93  

Он молча, только с помощью жестов, знаков и движения бровей распоряжался своим многочисленным персоналом.

Директор отеля обладал необычайной интуицией и профессиональным тактом: он безошибочно угадывал, кого из завсегдатаев отеля надо узнавать, а кого нет. В этот торжественный день он видел немало супружеских пар, которые в других случаях приезжали сюда порознь: нередко муж бывал здесь с любовницей, а жена – с любовником.

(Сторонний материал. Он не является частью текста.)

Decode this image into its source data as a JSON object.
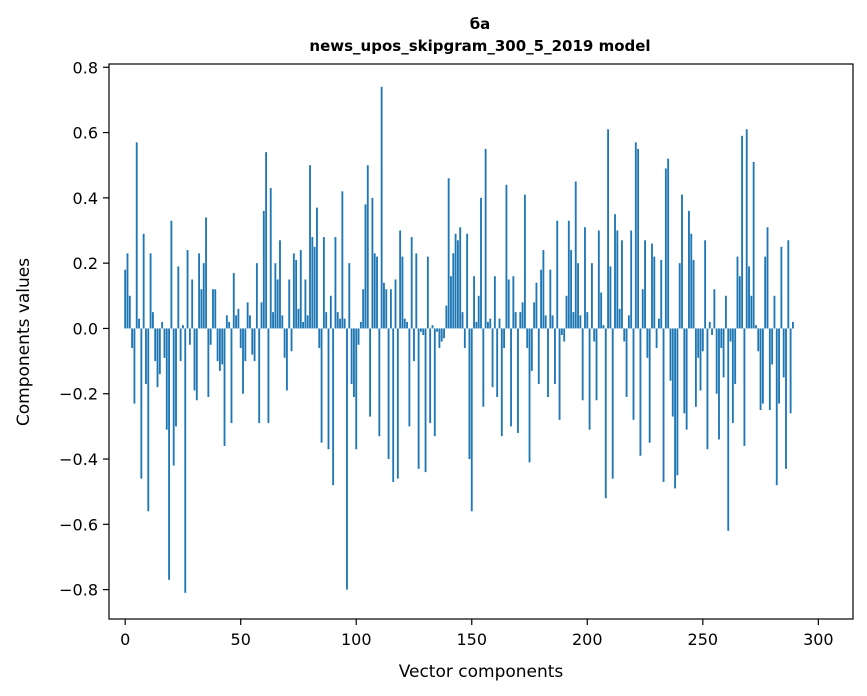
{
  "chart_data": {
    "type": "bar",
    "title": "ба",
    "subtitle": "news_upos_skipgram_300_5_2019 model",
    "xlabel": "Vector components",
    "ylabel": "Components values",
    "xlim": [
      -7,
      315
    ],
    "ylim": [
      -0.89,
      0.81
    ],
    "x_ticks": [
      0,
      50,
      100,
      150,
      200,
      250,
      300
    ],
    "y_ticks": [
      -0.8,
      -0.6,
      -0.4,
      -0.2,
      0.0,
      0.2,
      0.4,
      0.6,
      0.8
    ],
    "grid": false,
    "bar_color": "#1f77b4",
    "values": [
      0.18,
      0.23,
      0.1,
      -0.06,
      -0.23,
      0.57,
      0.03,
      -0.46,
      0.29,
      -0.17,
      -0.56,
      0.23,
      0.05,
      -0.1,
      -0.18,
      -0.14,
      0.02,
      -0.09,
      -0.31,
      -0.77,
      0.33,
      -0.42,
      -0.3,
      0.19,
      -0.1,
      0.01,
      -0.81,
      0.24,
      -0.05,
      0.15,
      -0.19,
      -0.22,
      0.23,
      0.12,
      0.2,
      0.34,
      -0.21,
      -0.05,
      0.12,
      0.12,
      -0.1,
      -0.13,
      -0.11,
      -0.36,
      0.04,
      0.02,
      -0.29,
      0.17,
      0.04,
      0.06,
      -0.06,
      -0.2,
      -0.1,
      0.08,
      0.04,
      -0.08,
      -0.1,
      0.2,
      -0.29,
      0.08,
      0.36,
      0.54,
      -0.29,
      0.43,
      0.05,
      0.2,
      0.15,
      0.27,
      0.04,
      -0.09,
      -0.19,
      0.15,
      -0.07,
      0.23,
      0.21,
      0.06,
      0.24,
      0.02,
      0.15,
      0.04,
      0.5,
      0.28,
      0.25,
      0.37,
      -0.06,
      -0.35,
      0.28,
      0.05,
      -0.37,
      0.1,
      -0.48,
      0.28,
      0.05,
      0.03,
      0.42,
      0.03,
      -0.8,
      0.2,
      -0.17,
      -0.21,
      -0.37,
      -0.05,
      0.02,
      0.12,
      0.38,
      0.5,
      -0.27,
      0.4,
      0.23,
      0.22,
      -0.33,
      0.74,
      0.14,
      0.12,
      -0.4,
      0.12,
      -0.47,
      0.15,
      -0.46,
      0.3,
      0.22,
      0.03,
      0.02,
      -0.3,
      0.28,
      -0.1,
      0.23,
      -0.43,
      -0.01,
      -0.02,
      -0.44,
      0.22,
      -0.29,
      0.01,
      -0.33,
      -0.01,
      -0.06,
      -0.04,
      -0.03,
      0.07,
      0.46,
      0.16,
      0.23,
      0.29,
      0.27,
      0.31,
      0.05,
      -0.06,
      0.29,
      -0.4,
      -0.56,
      0.16,
      0.02,
      0.1,
      0.4,
      -0.24,
      0.55,
      0.02,
      0.03,
      -0.18,
      0.16,
      -0.21,
      0.03,
      -0.33,
      -0.06,
      0.44,
      0.15,
      -0.3,
      0.16,
      0.05,
      -0.32,
      0.05,
      0.08,
      0.41,
      -0.06,
      -0.41,
      -0.13,
      0.08,
      0.14,
      -0.17,
      0.18,
      0.24,
      0.04,
      -0.21,
      0.18,
      0.04,
      -0.17,
      0.33,
      -0.28,
      -0.02,
      -0.04,
      0.1,
      0.33,
      0.24,
      0.05,
      0.45,
      0.2,
      0.04,
      -0.22,
      0.31,
      0.05,
      -0.31,
      0.2,
      -0.04,
      -0.22,
      0.3,
      0.11,
      0.01,
      -0.52,
      0.61,
      0.19,
      -0.46,
      0.35,
      0.3,
      0.06,
      0.27,
      -0.04,
      -0.21,
      0.04,
      0.3,
      -0.28,
      0.57,
      0.55,
      -0.39,
      0.12,
      0.27,
      -0.09,
      -0.35,
      0.26,
      0.22,
      -0.06,
      0.03,
      0.21,
      -0.47,
      0.49,
      0.52,
      -0.16,
      -0.27,
      -0.49,
      -0.45,
      0.2,
      0.41,
      -0.26,
      -0.31,
      0.36,
      0.29,
      0.21,
      -0.24,
      -0.09,
      -0.19,
      -0.07,
      0.27,
      -0.37,
      0.02,
      -0.02,
      0.12,
      -0.2,
      -0.34,
      -0.06,
      -0.15,
      0.1,
      -0.62,
      -0.04,
      -0.29,
      -0.17,
      0.22,
      0.16,
      0.59,
      -0.36,
      0.61,
      0.19,
      0.1,
      0.51,
      0.01,
      -0.07,
      -0.25,
      -0.23,
      0.22,
      0.31,
      -0.25,
      -0.11,
      0.1,
      -0.48,
      -0.23,
      0.25,
      -0.15,
      -0.43,
      0.27,
      -0.26,
      0.02
    ]
  }
}
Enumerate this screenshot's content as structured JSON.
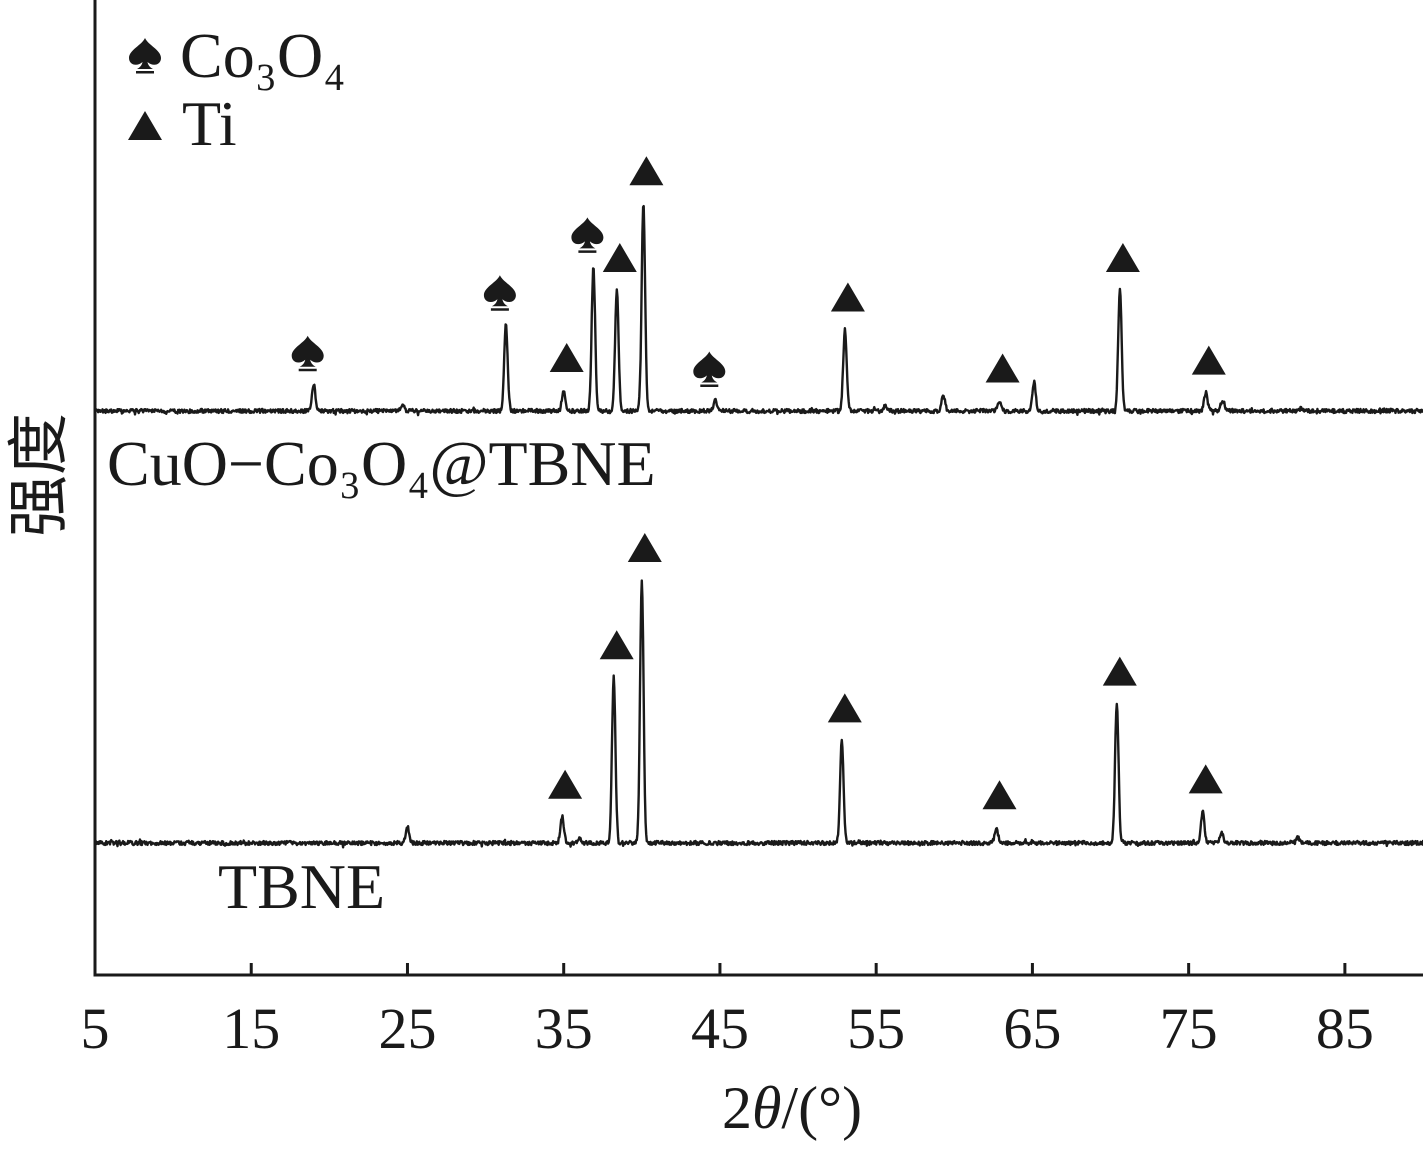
{
  "chart_data": {
    "type": "line",
    "title": "",
    "xlabel": "2θ/(°)",
    "ylabel": "强度",
    "xlim": [
      5,
      90
    ],
    "xticks": [
      5,
      15,
      25,
      35,
      45,
      55,
      65,
      75,
      85
    ],
    "yticks": [],
    "grid": false,
    "legend": {
      "position": "top-left",
      "entries": [
        {
          "marker": "spade",
          "label": "Co₃O₄"
        },
        {
          "marker": "triangle",
          "label": "Ti"
        }
      ]
    },
    "series": [
      {
        "name": "CuO−Co₃O₄@TBNE",
        "peaks": [
          [
            19.0,
            10
          ],
          [
            24.7,
            2
          ],
          [
            31.3,
            33
          ],
          [
            35.0,
            8
          ],
          [
            36.9,
            55
          ],
          [
            38.4,
            46
          ],
          [
            40.1,
            79
          ],
          [
            44.7,
            4
          ],
          [
            53.0,
            31
          ],
          [
            55.6,
            2
          ],
          [
            59.3,
            6
          ],
          [
            62.9,
            4
          ],
          [
            65.1,
            11
          ],
          [
            70.6,
            46
          ],
          [
            76.1,
            7
          ],
          [
            77.2,
            4
          ],
          [
            82.2,
            1
          ]
        ],
        "markers": [
          {
            "x": 19.0,
            "marker": "spade"
          },
          {
            "x": 31.3,
            "marker": "spade"
          },
          {
            "x": 35.0,
            "marker": "triangle"
          },
          {
            "x": 36.9,
            "marker": "spade"
          },
          {
            "x": 38.4,
            "marker": "triangle"
          },
          {
            "x": 40.1,
            "marker": "triangle"
          },
          {
            "x": 44.7,
            "marker": "spade"
          },
          {
            "x": 53.0,
            "marker": "triangle"
          },
          {
            "x": 62.9,
            "marker": "triangle"
          },
          {
            "x": 70.6,
            "marker": "triangle"
          },
          {
            "x": 76.1,
            "marker": "triangle"
          }
        ]
      },
      {
        "name": "TBNE",
        "peaks": [
          [
            25.0,
            6
          ],
          [
            34.9,
            10
          ],
          [
            36.0,
            1.5
          ],
          [
            38.2,
            63
          ],
          [
            40.0,
            100
          ],
          [
            52.8,
            39
          ],
          [
            62.7,
            6
          ],
          [
            70.4,
            53
          ],
          [
            75.9,
            12
          ],
          [
            77.1,
            4
          ],
          [
            82.0,
            2
          ]
        ],
        "markers": [
          {
            "x": 34.9,
            "marker": "triangle"
          },
          {
            "x": 38.2,
            "marker": "triangle"
          },
          {
            "x": 40.0,
            "marker": "triangle"
          },
          {
            "x": 52.8,
            "marker": "triangle"
          },
          {
            "x": 62.7,
            "marker": "triangle"
          },
          {
            "x": 70.4,
            "marker": "triangle"
          },
          {
            "x": 75.9,
            "marker": "triangle"
          }
        ]
      }
    ]
  },
  "colors": {
    "ink": "#1a1a1a",
    "background": "#ffffff"
  }
}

Отель «Трианон-Палас» представлял собою огромное здание, выдержанное в классическом стиле и построенное из красивого тесаного камня незадолго до войны 1914 года. В 1919 году тут останавливались делегации, участвовавшие в подписании мирного договора; с тех пор отель стал не столько гостиницей, сколько заведением в чисто французском духе.

Отель «Трианон» неизменно служил первым этапом для большинства тайных «свадебных путешествий»; в его всегда хранившихся под замком книгах регистрации постояльцев можно было отыскать следы чуть ли не всех адюльтеров парижского высшего света. Немало писателей, преследуемых налоговыми инспекторами или издателями, находили здесь приют, чтобы творить в мнимом уединении; политические деятели приезжали сюда отдохнуть и успокоить нервы в перерывах между парламентскими дебатами. Тихие и светлые, просторные коридоры отеля повидали немало знаменитостей. У высоких окон, выходивших в парк, нередко стояли в задумчивости люди, чьи фотографии можно было встретить в энциклопедических словарях. Именно здесь каждые семь лет в день президентских выборов происходил традиционный – но всякий раз казавшийся новым – «завтрак в “Трианоне”», необыкновенный банкет: за сотней столов самые влиятельные дамы Парижа, издатели крупнейших газет, политические заправилы Республики угощали тех своих друзей, с какими они охотно и открыто встречались.

– Нас будет за столом не меньше двадцати четырех или двадцати пяти человек, – сказал Лашом директору отеля.

В последнюю минуту он пригласил к завтраку от имени Марты Бонфуа, с которой, впрочем, делил расходы, Жан-Ноэля с итальянской герцогиней; об этом Симона попросила Мари-Анж, и он не мог ей отказать…

– Не беспокойтесь, господин министр, все будет в полном порядке, – заверил его директор. – Да, кстати, господин Вильнер, который сейчас живет и работает у нас… он ведь тоже завтракает за вашим столом, не так ли?.. просил передать, что, если у вас найдется свободная минутка, он хотел бы вас повидать.

– Вильнер здесь давно?

– Недели две. Признаюсь, это не облегчает мне жизнь! – со вздохом сказал директор. – Он один доставляет мне не меньше хлопот, чем тысяча наших сегодняшних гостей. Но это пустяки, я так люблю его.

Симон поднялся в лифте на тот этаж, где были комнаты драматурга.

Старый Минотавр театрального мира обрадовался приходу Лашома. На Вильнере был просторный клетчатый халат, наброшенный на плечи как плащ.

– Благодарю вас, дорогой друг! Как это мило, что вы заглянули ко мне, – сказал он. – Ведь во время завтрака, хотя там будет очень весело, толком нам поговорить не удастся. А мне хотелось спросить у вас…

Симон не видал Эдуарда Вильнера несколько месяцев. Он нашел, что драматург изменился, хотя трудно было понять, в чем именно. Этот высокий крупный старик по-прежнему держался бодро. Его хриплый голос звучал так же громко, и, разговаривая, он дышал так шумно, как будто в груди у него был спрятан орган. И все же он переменился. Может быть, взгляд его стал иным…

– Как глупо! – продолжал драматург. – Я просил вас зайти, потому что хотел посоветоваться, получить точную справку… и вот позабыл о чем. Но я непременно вспомню.

Он провел большой дряблой ладонью по лбу.

– Мне можно уйти, мэтр? – послышался юный женский голос, заставивший Симона вздрогнуть.

Он оглянулся. Войдя в комнату, он не заметил, что на диване лежала обнаженная девушка: она была скрыта от него дверью.

Ей не было еще и двадцати лет. У нее была еще слабо развитая грудь, красивые длинные ноги, полные бедра и гладкая золотистая кожа; черные волнистые волосы падали на плечи. У нее был какой-то странный взгляд – одновременно вызывающий и как будто покорный. В этом взгляде было еще больше бесстыдства, чем в самой ее наготе. А делано наивный голос девушки звучал чрезвычайно фальшиво. Она невозмутимо смотрела на Симона, словно говоря: «Да, я совершенно голая, ну и что же? Почему вас это удивляет? Разве я не хороша собой?»